Held: The application was dismissed.

(1) On the evidence, the claimants’ submission, that the terms of the scoping opinion had required the environmental statement to assess the environmental impacts arising from the burning of the gas in the production phase of the development, had been incorrect. It was entirely clear from the scoping request that the interested party had not considered that the environmental impact assessment in respect of the production phase should include any assessment of the environmental impacts of burning gas. In the absence of any express reference to the impact of the emissions, either in the scoping request or in any of the representations or anywhere in the opinion, it could not be inferred that the scoping opinion’s broadly expressed references to examining the environmental impacts of each phase of the development also included the impact of emissions. As regards the environmental statement, the defendants had been entitled, in the exercise of their judgment, to conclude that an assessment of the environmental impacts of burning gas was not required.

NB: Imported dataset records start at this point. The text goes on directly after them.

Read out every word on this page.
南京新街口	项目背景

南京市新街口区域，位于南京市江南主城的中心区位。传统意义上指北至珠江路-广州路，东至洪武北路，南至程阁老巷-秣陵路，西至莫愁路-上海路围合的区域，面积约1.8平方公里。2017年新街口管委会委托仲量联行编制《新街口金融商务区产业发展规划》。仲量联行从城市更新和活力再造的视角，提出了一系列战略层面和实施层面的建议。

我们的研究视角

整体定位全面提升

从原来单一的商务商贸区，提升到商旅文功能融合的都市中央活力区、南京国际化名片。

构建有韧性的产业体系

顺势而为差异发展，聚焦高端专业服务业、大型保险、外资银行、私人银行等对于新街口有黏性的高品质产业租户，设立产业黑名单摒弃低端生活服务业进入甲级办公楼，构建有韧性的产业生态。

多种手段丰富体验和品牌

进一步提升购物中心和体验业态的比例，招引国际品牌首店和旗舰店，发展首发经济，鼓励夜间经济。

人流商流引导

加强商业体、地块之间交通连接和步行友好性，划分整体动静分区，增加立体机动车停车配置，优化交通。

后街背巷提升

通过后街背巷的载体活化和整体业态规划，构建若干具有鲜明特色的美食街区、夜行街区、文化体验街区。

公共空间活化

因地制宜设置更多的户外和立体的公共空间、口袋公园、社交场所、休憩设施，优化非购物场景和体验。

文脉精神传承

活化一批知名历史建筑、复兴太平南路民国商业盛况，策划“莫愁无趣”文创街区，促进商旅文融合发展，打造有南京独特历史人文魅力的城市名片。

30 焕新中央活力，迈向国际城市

The claimants had not established any defect in the environmental statement or any error of law in the defendants’ reliance upon it. Furthermore, the defendants had been well aware of the issues and had taken them into account when resolving to grant planning permission. It was impossible to conclude that the officers had failed to guide the members sufficiently or had misled them, on a matter essential to their decision. The real thrust of the objections had been that energy requirements ought to be met by other, less environmentally damaging means, than gas production and a gas-fuelled electricity generating station. That was essentially a planning judgment. The committee had been extensively briefed by officers on the climate change issues, as well as the government’s policy so that members had been in a position to evaluate the merits of the claimants’ representations themselves, without specific advice from the officers on the detail of those representations: R v Cornwall County Council, ex p Hardy [2001] JPL 786, R (on the application of Blewett) v Derbyshire County Council [2003] EWHC 2775; [2004] JPL 751 and R (on the application of Lee Valley Regional Park Authority) v Epping Forest District Council [2016] EWCA Civ 404; [2016] PLSCS 120 applied. R (on the application of Luton Borough Council) v Central Bedfordshire Council [2014] EWHC 4325 (Admin) considered.

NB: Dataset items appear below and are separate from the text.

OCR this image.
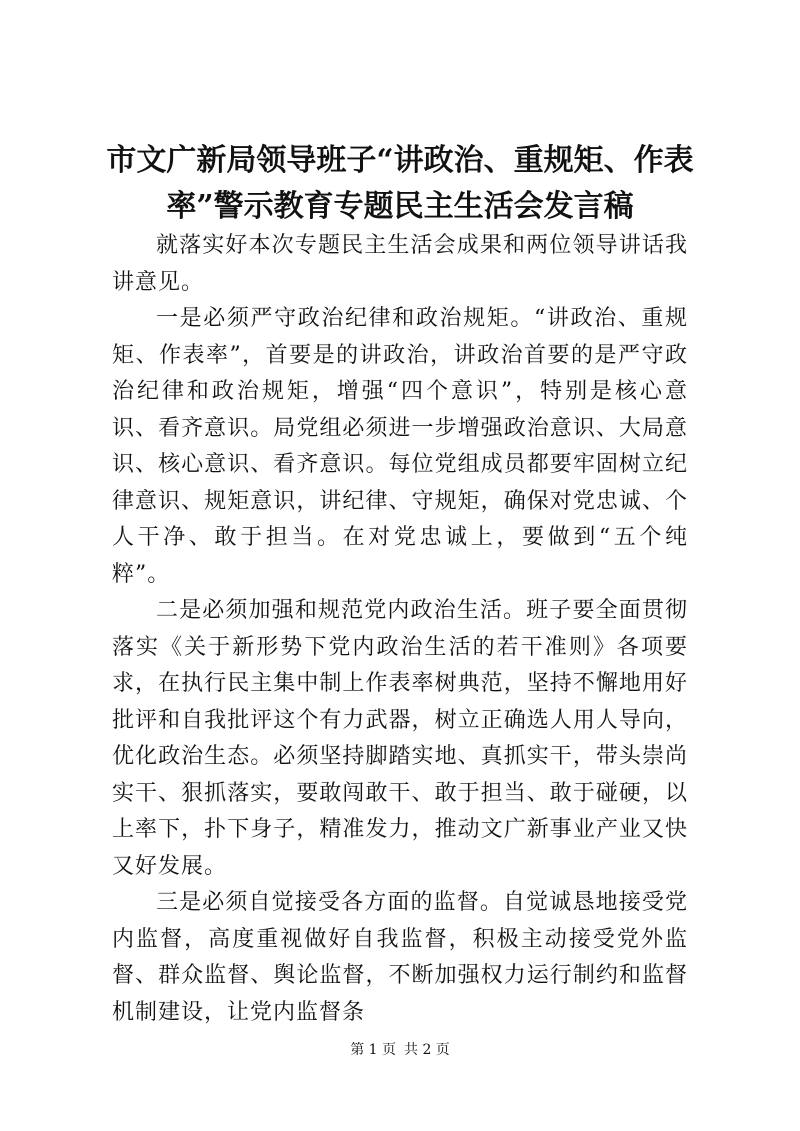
市文广新局领导班子“讲政治、重规矩、作表率”警示教育专题民主生活会发言稿

就落实好本次专题民主生活会成果和两位领导讲话我讲意见。

一是必须严守政治纪律和政治规矩。“讲政治、重规矩、作表率”，首要是的讲政治，讲政治首要的是严守政治纪律和政治规矩，增强“四个意识”，特别是核心意识、看齐意识。局党组必须进一步增强政治意识、大局意识、核心意识、看齐意识。每位党组成员都要牢固树立纪律意识、规矩意识，讲纪律、守规矩，确保对党忠诚、个人干净、敢于担当。在对党忠诚上，要做到“五个纯粹”。

二是必须加强和规范党内政治生活。班子要全面贯彻落实《关于新形势下党内政治生活的若干准则》各项要求，在执行民主集中制上作表率树典范，坚持不懈地用好批评和自我批评这个有力武器，树立正确选人用人导向，优化政治生态。必须坚持脚踏实地、真抓实干，带头崇尚实干、狠抓落实，要敢闯敢干、敢于担当、敢于碰硬，以上率下，扑下身子，精准发力，推动文广新事业产业又快又好发展。

三是必须自觉接受各方面的监督。自觉诚恳地接受党内监督，高度重视做好自我监督，积极主动接受党外监督、群众监督、舆论监督，不断加强权力运行制约和监督机制建设，让党内监督条

第 1 页 共 2 页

(2) Applying paragraphs 41, 42, 47 and 48 of the Planning Policy Guidance, the planning officer had been entitled to advise the committee that this was not an exceptional case justifying a financial guarantee. In giving that advice, the officer had also rightly reviewed the protection afforded by other regulatory regimes and had proposed conditions to achieve financial protection in another way. The terms of the conditions afforded a considerable degree of protection to residents. Despite the claimants’ submission that the protection had been too short-lived, it had been apparent that the conditions had extended beyond mere restoration to a programme of aftercare, in accordance with the guidance. Accordingly, the defendants had acted lawfully in the exercise of their discretion, in imposing conditions and deciding not to seek a financial bond.

David Wolfe QC (instructed by Leigh Day) appeared for the claimants; Sasha White QC and Gwion Lewis (instructed by Legal & Democratic Services, North Yorkshire County Council) appeared for the defendants; Nathalie Lieven QC (instructed by Eversheds LLP) appeared for the interested party.